Spirit dan Strategi Menjadi Pemenang

Jakarta,Gpriority-Jumpa Pers Akhir Tahun (JPAT) 2018 digelar Menteri Pariwisata (Menpar) Arief Yahya di Balairung Soesilo Soedarman, Gedung Sapta Pesona, kantor Kementerian Pariwisata (Kemenpar) Jakarta, Kamis (20/12/2018). Tema yang diangkat dalam JPAT 2018 adalah ’The Winner Wonderful Indonesia Energy’ sebagai spirit dan strategi menjadi pemenang dengan cara tidak biasa untuk meraih 20 juta kunjungan wisatawan mancanegara (wisman) pada 2019.

Gelaran JPAT 2018 juga merupakan  wujud konkrit Kemenpar dalam menyampaikan informasi yang transparan, komprehensif, dan akuntabel tentang kinerja Kementerian Pariwisata selama tahun 2018 serta program prioritas yang akan dilaksananakan pada 2019 mendatang.  Untuk bidang pengembangan destinasi pariwisata, Menpar Arief Yahya mencanangkan top-10 program strategis 2019 yakni pengembangan 10 Destinasi Pariwisata Prioritas (DPP); pengembangan 5.000 homestay; peningkatan aksesibilitas (sarana prasarana) di 10 DPP; peningkatan investasi dan pembiayaan pariwisata sebesar US$ 2.500 juta; penerapan sustainable tourism development (STD) di 16 destinasi; pengembangan 10 Kawasan Ekonomi Khusus (KEK) Pariwisata; pengembangan nomadic tourism di 10 DPP; serta perintisan destinasi pariwisata di sekitar 10 DPP.

Sementara itu strategi di bidang pemasaran pariwisata, Menpar Arief Yahya akan menerapkan ‘3 jurus jitu raih 20 juta wisman’ atau dikenalkan sebagai super extra ordinary yang mencakup tiga program yaitu border tourism, tourism hub, dan low cost terminal (LCT).
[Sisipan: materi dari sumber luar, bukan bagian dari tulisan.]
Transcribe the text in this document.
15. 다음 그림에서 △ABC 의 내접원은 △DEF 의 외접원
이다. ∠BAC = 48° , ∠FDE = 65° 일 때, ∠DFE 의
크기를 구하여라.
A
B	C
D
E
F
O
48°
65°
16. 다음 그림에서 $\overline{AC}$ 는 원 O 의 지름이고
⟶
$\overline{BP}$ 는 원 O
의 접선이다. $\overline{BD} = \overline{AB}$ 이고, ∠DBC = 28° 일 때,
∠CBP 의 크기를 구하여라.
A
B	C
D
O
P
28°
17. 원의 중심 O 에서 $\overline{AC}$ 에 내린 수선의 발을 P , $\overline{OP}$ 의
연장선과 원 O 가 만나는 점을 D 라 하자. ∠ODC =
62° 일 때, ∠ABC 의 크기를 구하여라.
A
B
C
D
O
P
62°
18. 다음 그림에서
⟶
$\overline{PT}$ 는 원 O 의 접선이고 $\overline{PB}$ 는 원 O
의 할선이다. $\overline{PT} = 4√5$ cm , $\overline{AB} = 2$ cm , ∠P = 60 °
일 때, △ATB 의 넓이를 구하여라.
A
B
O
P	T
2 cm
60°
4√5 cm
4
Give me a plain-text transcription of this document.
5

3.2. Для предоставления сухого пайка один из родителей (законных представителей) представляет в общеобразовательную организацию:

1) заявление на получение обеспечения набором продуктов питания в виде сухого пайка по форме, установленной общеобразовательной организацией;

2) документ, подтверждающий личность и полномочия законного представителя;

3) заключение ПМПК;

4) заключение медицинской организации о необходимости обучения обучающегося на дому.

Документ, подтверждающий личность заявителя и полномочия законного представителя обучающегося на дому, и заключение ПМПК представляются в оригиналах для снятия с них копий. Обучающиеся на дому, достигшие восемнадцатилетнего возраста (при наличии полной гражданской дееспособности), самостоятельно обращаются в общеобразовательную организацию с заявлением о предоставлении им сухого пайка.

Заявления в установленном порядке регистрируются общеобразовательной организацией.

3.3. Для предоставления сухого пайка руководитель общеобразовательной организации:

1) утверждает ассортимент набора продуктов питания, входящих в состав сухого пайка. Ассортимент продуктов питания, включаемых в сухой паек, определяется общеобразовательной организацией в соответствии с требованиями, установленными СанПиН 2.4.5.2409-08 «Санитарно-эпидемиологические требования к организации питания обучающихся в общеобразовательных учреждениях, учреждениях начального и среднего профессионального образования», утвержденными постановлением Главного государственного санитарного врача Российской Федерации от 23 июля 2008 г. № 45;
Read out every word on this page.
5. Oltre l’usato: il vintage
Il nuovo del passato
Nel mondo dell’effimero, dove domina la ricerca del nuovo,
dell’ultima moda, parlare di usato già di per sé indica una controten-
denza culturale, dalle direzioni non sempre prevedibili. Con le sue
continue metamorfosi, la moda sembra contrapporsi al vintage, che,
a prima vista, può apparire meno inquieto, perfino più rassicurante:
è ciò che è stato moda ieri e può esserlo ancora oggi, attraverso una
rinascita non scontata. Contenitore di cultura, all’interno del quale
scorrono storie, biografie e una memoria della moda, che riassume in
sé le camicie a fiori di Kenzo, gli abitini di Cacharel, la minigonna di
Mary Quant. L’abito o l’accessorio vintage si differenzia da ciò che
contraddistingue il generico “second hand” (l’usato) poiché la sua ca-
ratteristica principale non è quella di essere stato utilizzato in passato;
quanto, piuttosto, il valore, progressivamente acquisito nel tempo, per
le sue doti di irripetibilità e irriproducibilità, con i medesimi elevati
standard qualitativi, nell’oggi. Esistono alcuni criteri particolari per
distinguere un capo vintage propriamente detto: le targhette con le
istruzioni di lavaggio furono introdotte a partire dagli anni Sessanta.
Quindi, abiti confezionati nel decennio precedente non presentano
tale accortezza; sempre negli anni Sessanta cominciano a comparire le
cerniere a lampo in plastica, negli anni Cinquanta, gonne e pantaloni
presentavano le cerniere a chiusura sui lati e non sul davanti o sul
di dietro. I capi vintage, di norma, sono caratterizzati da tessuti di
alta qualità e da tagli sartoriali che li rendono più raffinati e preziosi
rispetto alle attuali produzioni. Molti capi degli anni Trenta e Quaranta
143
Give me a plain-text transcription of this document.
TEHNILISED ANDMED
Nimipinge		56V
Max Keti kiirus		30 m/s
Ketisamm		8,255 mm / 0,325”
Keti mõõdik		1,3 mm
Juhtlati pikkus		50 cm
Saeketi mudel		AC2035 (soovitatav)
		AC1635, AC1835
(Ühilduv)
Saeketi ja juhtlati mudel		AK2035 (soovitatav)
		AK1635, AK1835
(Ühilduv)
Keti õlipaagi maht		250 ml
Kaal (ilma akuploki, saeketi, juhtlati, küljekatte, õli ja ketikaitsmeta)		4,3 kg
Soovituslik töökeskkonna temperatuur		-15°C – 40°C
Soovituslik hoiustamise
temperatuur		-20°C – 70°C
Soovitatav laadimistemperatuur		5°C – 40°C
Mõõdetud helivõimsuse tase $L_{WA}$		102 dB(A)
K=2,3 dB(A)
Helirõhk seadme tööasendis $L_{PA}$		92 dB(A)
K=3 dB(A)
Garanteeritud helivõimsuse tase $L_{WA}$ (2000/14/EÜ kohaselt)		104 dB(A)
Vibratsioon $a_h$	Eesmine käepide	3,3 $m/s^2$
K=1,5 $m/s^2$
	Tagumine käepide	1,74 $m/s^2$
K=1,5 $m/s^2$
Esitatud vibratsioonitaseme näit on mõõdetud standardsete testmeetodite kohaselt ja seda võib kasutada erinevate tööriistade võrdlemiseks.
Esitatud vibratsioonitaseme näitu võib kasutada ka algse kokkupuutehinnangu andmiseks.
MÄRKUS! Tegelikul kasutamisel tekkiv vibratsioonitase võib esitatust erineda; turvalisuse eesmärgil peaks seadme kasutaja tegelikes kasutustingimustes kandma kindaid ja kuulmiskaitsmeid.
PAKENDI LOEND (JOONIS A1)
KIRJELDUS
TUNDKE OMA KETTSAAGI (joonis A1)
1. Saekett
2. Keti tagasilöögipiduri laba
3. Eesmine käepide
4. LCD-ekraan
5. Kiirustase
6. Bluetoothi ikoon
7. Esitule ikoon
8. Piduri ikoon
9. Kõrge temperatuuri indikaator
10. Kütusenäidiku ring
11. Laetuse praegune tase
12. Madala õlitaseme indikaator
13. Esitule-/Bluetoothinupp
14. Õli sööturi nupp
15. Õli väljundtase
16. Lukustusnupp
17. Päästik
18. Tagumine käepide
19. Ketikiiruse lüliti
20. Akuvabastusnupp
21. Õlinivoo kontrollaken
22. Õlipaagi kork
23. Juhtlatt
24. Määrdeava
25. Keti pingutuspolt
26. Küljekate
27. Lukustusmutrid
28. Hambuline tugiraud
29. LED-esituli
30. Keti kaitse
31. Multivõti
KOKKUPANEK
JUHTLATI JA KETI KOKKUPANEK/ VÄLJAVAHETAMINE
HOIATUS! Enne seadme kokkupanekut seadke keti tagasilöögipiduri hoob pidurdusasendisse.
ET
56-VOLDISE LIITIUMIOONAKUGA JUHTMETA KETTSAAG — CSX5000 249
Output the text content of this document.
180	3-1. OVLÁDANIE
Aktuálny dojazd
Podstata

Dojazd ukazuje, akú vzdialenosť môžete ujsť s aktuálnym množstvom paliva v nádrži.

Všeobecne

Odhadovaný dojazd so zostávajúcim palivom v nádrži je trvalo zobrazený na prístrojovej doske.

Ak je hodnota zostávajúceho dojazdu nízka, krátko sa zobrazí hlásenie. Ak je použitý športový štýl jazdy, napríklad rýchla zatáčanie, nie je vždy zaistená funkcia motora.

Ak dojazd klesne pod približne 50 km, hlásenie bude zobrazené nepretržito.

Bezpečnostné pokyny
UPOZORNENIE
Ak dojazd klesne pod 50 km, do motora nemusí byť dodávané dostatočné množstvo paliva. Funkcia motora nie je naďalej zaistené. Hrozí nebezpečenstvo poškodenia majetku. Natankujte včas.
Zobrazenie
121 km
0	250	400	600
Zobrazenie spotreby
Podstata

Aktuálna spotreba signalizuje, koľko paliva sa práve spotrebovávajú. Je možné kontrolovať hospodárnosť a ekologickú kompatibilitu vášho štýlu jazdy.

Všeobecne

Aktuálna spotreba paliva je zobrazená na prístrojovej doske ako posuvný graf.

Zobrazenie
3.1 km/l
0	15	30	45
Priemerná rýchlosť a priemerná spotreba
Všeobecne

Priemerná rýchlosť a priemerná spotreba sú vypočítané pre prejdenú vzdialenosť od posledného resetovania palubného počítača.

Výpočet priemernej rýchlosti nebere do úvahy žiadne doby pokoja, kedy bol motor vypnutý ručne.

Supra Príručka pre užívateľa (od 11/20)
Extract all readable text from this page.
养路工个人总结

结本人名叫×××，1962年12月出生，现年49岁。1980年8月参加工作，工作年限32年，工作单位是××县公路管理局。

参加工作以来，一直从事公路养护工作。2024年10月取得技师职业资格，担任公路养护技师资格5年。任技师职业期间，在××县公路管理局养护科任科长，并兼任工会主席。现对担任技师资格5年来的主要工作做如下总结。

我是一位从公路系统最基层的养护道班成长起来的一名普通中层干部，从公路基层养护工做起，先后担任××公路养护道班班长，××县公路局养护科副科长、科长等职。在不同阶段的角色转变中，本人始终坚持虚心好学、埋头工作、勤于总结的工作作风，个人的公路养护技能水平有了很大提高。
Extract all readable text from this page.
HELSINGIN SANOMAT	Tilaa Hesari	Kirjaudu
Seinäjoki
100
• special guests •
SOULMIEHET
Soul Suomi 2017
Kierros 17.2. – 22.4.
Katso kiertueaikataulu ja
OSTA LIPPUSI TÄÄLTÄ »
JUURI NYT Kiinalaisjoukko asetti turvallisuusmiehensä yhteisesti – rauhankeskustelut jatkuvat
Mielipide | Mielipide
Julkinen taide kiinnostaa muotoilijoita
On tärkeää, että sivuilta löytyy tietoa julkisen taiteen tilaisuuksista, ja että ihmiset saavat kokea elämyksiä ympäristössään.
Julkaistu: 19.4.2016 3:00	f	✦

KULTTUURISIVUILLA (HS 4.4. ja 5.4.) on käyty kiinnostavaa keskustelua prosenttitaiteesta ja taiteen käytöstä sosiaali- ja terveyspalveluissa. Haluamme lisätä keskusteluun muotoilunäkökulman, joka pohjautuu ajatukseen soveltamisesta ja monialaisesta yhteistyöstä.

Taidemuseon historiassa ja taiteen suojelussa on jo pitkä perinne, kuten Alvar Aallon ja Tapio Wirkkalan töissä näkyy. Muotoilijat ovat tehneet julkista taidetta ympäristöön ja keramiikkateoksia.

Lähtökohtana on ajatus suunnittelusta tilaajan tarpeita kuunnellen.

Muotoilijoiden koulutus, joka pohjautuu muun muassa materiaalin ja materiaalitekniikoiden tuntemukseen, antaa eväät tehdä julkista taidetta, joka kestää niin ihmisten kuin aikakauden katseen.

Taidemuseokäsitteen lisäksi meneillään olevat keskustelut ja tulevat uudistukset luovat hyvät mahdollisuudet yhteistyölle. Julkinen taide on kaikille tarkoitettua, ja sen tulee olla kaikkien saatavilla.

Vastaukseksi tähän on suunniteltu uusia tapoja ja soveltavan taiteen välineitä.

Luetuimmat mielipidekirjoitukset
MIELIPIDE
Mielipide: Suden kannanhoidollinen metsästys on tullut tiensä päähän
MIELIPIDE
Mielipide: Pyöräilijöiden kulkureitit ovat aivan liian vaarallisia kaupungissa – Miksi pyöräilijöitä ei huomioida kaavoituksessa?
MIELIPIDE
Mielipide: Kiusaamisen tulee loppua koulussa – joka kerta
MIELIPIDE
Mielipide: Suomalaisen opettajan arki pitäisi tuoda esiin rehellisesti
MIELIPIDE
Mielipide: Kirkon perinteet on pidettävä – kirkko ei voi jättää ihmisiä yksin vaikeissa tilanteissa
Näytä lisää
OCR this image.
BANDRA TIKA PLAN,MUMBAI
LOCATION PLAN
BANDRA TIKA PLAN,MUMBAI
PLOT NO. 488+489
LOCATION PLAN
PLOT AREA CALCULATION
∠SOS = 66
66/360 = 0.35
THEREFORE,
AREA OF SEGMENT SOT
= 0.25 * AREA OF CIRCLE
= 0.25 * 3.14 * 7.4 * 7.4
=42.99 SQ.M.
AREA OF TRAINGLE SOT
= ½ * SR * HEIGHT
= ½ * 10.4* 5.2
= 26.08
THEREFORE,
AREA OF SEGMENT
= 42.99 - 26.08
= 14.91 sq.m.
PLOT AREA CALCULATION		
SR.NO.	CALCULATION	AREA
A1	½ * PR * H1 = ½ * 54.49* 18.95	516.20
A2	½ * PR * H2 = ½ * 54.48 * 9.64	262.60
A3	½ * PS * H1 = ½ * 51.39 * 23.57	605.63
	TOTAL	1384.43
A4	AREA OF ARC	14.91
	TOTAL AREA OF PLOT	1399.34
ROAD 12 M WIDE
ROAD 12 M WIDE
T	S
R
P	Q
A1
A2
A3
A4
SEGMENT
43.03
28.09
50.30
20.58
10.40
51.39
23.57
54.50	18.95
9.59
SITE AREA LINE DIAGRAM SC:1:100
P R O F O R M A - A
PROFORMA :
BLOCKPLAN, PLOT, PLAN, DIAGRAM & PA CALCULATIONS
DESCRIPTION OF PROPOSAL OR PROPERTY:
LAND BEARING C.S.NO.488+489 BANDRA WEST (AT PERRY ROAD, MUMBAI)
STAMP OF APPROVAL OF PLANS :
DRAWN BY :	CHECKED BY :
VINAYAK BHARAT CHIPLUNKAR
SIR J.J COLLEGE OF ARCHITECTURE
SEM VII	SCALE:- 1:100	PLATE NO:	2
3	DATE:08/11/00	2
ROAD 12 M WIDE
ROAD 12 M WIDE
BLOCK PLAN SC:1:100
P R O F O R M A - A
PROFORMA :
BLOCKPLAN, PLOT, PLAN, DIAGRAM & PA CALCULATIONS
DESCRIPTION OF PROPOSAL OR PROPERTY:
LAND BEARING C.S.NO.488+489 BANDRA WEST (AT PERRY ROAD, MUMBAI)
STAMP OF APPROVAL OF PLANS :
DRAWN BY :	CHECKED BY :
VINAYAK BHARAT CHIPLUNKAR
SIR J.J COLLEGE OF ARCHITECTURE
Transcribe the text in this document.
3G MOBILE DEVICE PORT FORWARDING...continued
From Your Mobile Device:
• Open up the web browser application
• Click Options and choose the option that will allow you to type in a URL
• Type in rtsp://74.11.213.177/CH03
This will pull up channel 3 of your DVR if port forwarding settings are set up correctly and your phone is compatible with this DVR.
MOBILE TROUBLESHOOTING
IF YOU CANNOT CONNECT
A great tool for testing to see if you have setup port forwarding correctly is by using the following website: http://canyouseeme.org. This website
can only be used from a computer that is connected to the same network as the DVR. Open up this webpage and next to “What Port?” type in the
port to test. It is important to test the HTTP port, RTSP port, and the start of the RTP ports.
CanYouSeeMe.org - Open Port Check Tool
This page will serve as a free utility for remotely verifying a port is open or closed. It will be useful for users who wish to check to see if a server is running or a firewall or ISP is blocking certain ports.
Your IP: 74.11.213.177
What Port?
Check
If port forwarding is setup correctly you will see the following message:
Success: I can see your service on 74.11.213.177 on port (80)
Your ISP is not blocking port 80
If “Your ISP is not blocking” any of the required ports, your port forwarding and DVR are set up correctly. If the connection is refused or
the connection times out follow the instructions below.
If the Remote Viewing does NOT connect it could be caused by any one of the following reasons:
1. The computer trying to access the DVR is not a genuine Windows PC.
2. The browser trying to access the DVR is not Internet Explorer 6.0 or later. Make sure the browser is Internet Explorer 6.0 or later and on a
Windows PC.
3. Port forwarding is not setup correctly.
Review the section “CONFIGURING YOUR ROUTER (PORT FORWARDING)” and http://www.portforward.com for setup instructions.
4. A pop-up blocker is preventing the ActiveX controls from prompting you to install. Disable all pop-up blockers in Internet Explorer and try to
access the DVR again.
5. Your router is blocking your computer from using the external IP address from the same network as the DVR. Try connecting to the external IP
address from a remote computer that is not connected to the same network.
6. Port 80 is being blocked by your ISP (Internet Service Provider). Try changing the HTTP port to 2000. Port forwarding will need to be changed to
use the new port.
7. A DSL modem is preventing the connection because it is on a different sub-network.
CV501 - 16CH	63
Program super extra ordinary ini akan menjadi senjata pamungkas dalam mewujudkan target akhir 20 juta wisman tahun depan.

Menpar Arief Yahya didampingi Sekretaris Kementerian Pariwisata Ukus Kuswara, para deputi di Kemenpar, Tenaga Ahli, Ketua Tim Percepatan, pimpinan asosiasi pariwisata (GIPI, PHRI, Asita) pada kesempatan itu menjelaskan, capaian angka sementara jumlah kunjungan wisman periode Januari hingga Oktober 2018 secara komulatif sebesar13.240.827 atau tumbuh 11,9% dibandingkan periode yang sama tahun lalu sebesar 11.830.738. “Target 17 juta wisman tahun ini meleset, kemungkinan terbesar tercapai 16 juta wisman. Meski target wisman tak tercapai, namun  untuk target devisa diproyeksikan mencapai US$ 17,6 miliar dengan perhitungan capaian 16 juta wisman dikalikan rata-rata pengeluaran per kunjungan (Avarage Spending per Arrival/ASPA) US$ 1.100/wisman,” kata Menpar Arief Yahya.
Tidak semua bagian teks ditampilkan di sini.